Ok, i sent my hijack this log off to the correct section and they didnt find any malware at all...

so where do we go now with this probelm of the add/remove programs???


----------



## Col Colt (Dec 26, 2004)

Any program/file(s) I have a hard time deleting I use MoveOn Boot. Also, any program you delete will always leave behind misc. files iin the registry. If you know what those files are called and where they're located it's a simple matter of going into the registry and just deleting them. If you're anxious about fooling with the registry, I would use the program Reg Supreme to scan and get rid of extraneous junk files still handing in there. It's about $15 but worth it to me. If you don't want to spend anything, RegSeeker is another good program that will allow you to clean the registry and find files in there, plus other good stuff.
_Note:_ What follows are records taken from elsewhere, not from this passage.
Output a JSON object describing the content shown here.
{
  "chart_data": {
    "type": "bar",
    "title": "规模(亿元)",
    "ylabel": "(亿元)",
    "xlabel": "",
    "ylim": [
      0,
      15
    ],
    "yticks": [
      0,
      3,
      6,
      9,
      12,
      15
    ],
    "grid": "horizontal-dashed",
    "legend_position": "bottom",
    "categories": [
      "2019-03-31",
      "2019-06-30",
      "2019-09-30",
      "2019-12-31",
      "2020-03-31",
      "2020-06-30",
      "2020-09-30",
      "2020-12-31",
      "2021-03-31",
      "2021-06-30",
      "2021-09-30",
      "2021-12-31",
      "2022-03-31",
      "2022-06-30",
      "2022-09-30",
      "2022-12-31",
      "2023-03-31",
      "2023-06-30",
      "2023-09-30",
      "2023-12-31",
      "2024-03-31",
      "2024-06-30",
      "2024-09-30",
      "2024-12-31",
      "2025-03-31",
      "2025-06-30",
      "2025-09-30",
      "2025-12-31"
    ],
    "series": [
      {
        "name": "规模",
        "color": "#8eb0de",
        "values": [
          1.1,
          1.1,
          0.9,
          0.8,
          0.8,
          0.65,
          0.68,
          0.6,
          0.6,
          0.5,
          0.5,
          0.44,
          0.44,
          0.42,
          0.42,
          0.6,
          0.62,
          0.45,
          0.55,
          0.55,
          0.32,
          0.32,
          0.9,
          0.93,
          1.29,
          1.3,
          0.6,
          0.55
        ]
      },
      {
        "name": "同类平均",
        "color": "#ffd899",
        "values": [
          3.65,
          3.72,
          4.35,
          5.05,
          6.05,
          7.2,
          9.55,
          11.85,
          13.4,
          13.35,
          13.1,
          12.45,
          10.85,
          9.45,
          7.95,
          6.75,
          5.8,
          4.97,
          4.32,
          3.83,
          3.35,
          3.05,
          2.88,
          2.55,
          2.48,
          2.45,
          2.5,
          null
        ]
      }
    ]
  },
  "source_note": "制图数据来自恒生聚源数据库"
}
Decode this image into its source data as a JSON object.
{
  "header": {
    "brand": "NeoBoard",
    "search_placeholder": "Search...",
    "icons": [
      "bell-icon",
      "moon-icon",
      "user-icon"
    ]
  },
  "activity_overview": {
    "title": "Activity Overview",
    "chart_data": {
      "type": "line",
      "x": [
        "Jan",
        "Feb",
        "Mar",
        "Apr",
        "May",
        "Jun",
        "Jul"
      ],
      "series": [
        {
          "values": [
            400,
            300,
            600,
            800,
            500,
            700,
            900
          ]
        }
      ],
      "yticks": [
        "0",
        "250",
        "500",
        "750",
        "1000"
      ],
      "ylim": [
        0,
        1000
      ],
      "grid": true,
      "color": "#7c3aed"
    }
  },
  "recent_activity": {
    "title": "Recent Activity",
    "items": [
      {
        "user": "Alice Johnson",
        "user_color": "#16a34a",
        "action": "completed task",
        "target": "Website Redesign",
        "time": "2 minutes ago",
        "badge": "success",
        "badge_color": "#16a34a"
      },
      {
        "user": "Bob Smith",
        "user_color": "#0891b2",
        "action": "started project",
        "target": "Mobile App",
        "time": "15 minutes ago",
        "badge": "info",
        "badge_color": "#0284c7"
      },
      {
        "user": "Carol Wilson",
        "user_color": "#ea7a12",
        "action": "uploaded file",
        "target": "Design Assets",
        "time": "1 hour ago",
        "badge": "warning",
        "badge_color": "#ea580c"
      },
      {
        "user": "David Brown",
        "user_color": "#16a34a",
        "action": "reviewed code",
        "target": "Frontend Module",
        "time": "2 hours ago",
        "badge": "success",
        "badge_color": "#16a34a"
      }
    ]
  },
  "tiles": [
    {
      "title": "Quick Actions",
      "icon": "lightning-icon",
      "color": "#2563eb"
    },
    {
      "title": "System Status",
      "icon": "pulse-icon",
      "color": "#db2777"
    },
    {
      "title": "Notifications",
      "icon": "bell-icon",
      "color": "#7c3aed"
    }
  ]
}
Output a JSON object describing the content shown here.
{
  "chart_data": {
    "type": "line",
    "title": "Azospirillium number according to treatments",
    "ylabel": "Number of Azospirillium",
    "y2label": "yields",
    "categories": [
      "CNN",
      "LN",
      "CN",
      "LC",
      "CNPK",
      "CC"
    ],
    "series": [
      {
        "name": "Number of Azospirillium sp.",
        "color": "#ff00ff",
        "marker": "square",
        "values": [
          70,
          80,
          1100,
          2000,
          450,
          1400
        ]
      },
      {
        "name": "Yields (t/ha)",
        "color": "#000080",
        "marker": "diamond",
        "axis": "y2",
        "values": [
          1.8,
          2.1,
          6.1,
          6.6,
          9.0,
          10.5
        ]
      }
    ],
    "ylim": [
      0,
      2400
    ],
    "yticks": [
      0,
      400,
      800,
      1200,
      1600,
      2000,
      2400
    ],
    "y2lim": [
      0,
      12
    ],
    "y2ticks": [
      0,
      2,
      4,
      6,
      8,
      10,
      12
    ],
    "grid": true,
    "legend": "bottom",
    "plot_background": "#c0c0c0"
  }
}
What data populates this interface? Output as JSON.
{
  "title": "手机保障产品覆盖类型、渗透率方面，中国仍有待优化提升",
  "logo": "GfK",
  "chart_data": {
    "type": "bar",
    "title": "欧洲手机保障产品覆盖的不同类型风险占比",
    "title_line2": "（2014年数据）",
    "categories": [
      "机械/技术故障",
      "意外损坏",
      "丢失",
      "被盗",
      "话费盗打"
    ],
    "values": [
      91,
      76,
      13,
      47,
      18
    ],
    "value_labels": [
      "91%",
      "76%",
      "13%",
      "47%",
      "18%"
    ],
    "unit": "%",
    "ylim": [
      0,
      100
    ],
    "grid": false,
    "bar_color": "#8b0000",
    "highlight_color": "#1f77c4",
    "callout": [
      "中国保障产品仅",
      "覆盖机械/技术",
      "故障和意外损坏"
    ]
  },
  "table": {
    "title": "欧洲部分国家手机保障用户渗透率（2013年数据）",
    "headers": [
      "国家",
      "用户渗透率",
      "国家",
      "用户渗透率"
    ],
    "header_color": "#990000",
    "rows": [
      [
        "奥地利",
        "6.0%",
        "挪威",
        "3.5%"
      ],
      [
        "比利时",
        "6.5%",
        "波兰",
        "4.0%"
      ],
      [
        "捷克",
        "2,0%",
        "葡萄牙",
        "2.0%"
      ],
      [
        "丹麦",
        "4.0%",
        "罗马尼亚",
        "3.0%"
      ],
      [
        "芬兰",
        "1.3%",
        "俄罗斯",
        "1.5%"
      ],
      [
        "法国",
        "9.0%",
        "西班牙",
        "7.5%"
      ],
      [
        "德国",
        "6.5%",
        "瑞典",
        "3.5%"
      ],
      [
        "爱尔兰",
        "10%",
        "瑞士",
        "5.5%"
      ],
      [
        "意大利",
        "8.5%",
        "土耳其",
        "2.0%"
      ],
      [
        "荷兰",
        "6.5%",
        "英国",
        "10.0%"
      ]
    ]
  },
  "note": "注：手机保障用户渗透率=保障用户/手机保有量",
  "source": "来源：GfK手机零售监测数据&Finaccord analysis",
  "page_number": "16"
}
http://www.softwarepatch.com/software/moveonboot.html

http://www.macecraft.com/regsupreme/

http://www.hoverdesk.net/freeware.htm (RegSeeker)


----------



## malice69 (May 19, 2005)

Cheers mate, but i just did a system restore and it fixed the problem.


----------



## Col Colt (Dec 26, 2004)

That's great...it still doesn't hurt to have those programs. A man can never be overgunned with programs! :sayyes:


----------



## mishkins (Nov 22, 2005)

my zone alarm pro has blocked about 130,000 intrustions over the last month but when I close my torrent program fast people still try to talk to my computer and after the program closes so does the port so thats what it's blocking


----------



## malice69 (May 19, 2005)

Cheers col colt you've been a great help and thanx for your speedy replies.


----------